C’est un processus. La réforme du Conseil de sécurité et l’intégration d’autres puissances autour de la table sont dans l’accord d’EE-LV avec le PS. Dans cette affaire, le problème est le détricotage de l’accord.
Vous trouvez que les socialistes ont une lecture biaisée de l’accord qu’ils ont signé avec vous ?
Sur le point du droit de veto, il n’y a pas beaucoup de marge d’interprétation. De manière générale, François Hollande a un peu le même positionnement que moi : “Le parti, c’est une chose et moi, c’en est une autre.”
Après votre interview avec Jean-Michel Aphatie, et votre refus d’appeler explicitement à voter Hollande qui a déclenché la démission précipitée de votre porte-parole Yannick Jadot, est-ce que vous pouvez dire aujourd’hui plus sereinement que vous souhaitez la victoire du candidat socialiste en 2012 ?
Bien sûr que c’est possible de le dire. Je souhaite la victoire de la gauche. Nous ne pouvons gagner qu’ensemble. François Hollande ne peut gagner que s’il engrange plein de voix écologistes, celles des gens qui ont envie de voter pour moi au premier tour.
Reconnaissez-vous le chemin intellectuel qu’a fait le nucléariste et industrialiste François Hollande en proposant de passer de 75 à 50 % de nucléaire dans la production énergétique ?
C’est son intelligence. Après Fukushima, alors que le monde entier abandonne le nucléaire, faire de la France le seul pays qui s’y accroche est un aveuglement. Je le crédite d’avoir été attentif au monde et à l’absurdité du mix énergétique français.
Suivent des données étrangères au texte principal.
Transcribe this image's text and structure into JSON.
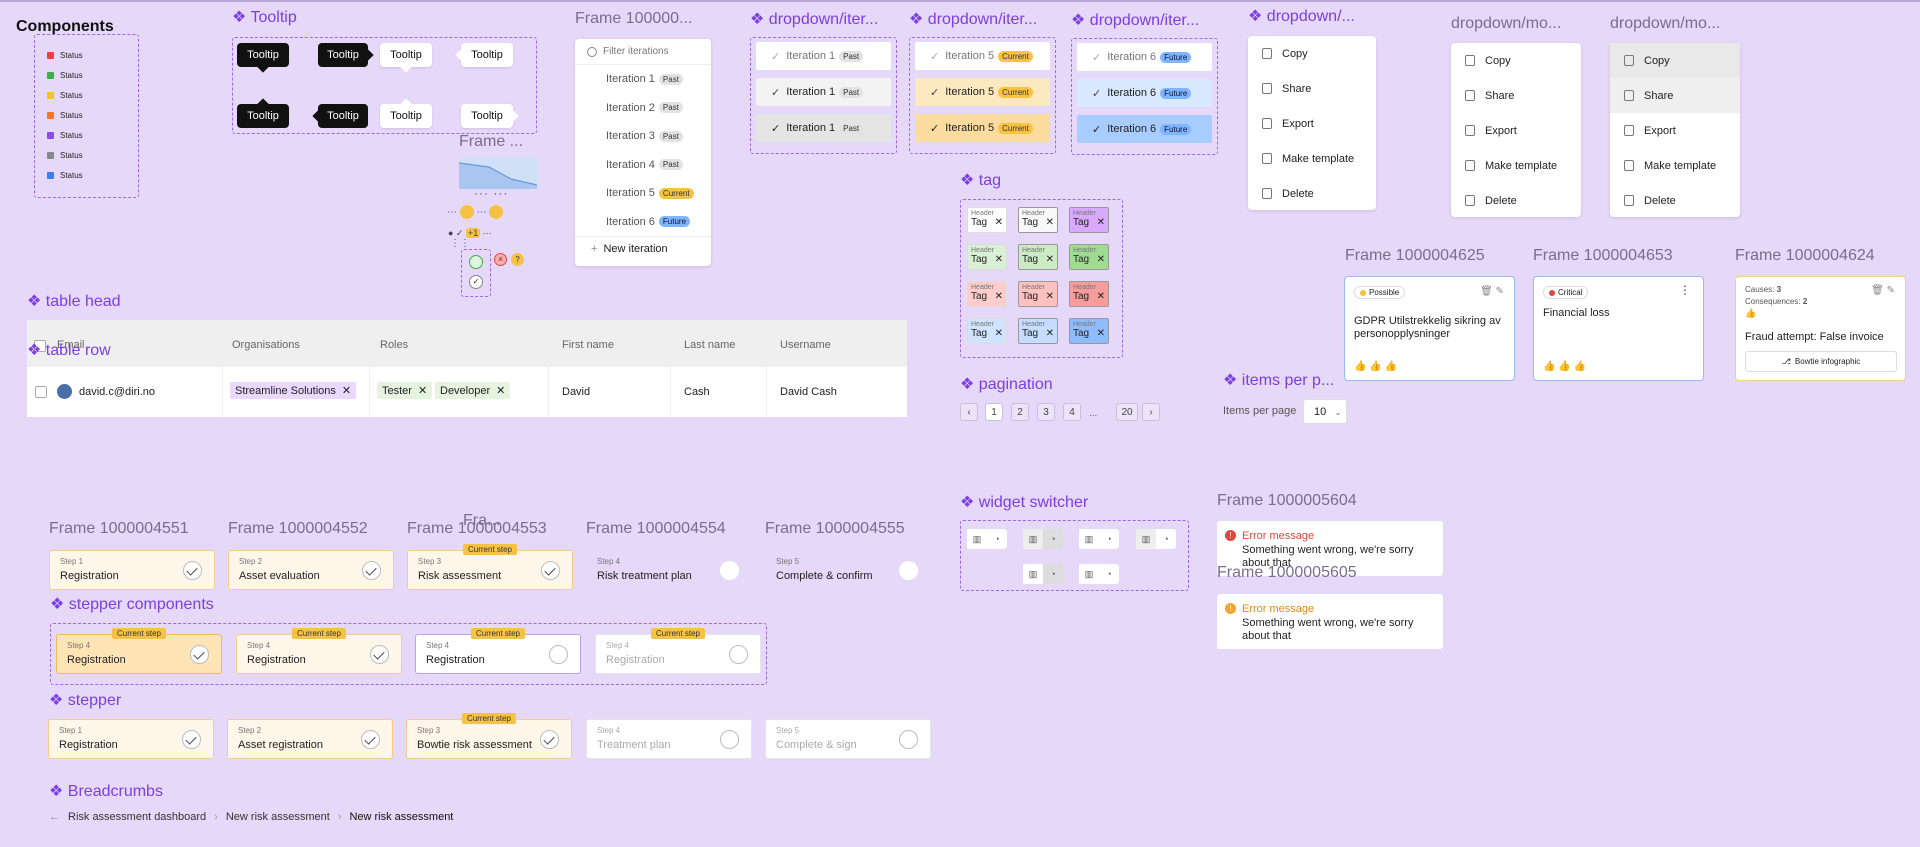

Quelles sont les limites que vous imposez à votre candidature ? A quel moment estimez-vous raisonnable de vous retirer ? Vous voulez dire que le ridicule tue ? Que s’il y avait encore des éditos qui me ridiculisent je devrais abandonner ? Ce serait mal me connaître. Dans ma vie personnelle, dans mes vies professionnelles, je n’ai jamais cédé face aux pressions ou aux difficultés.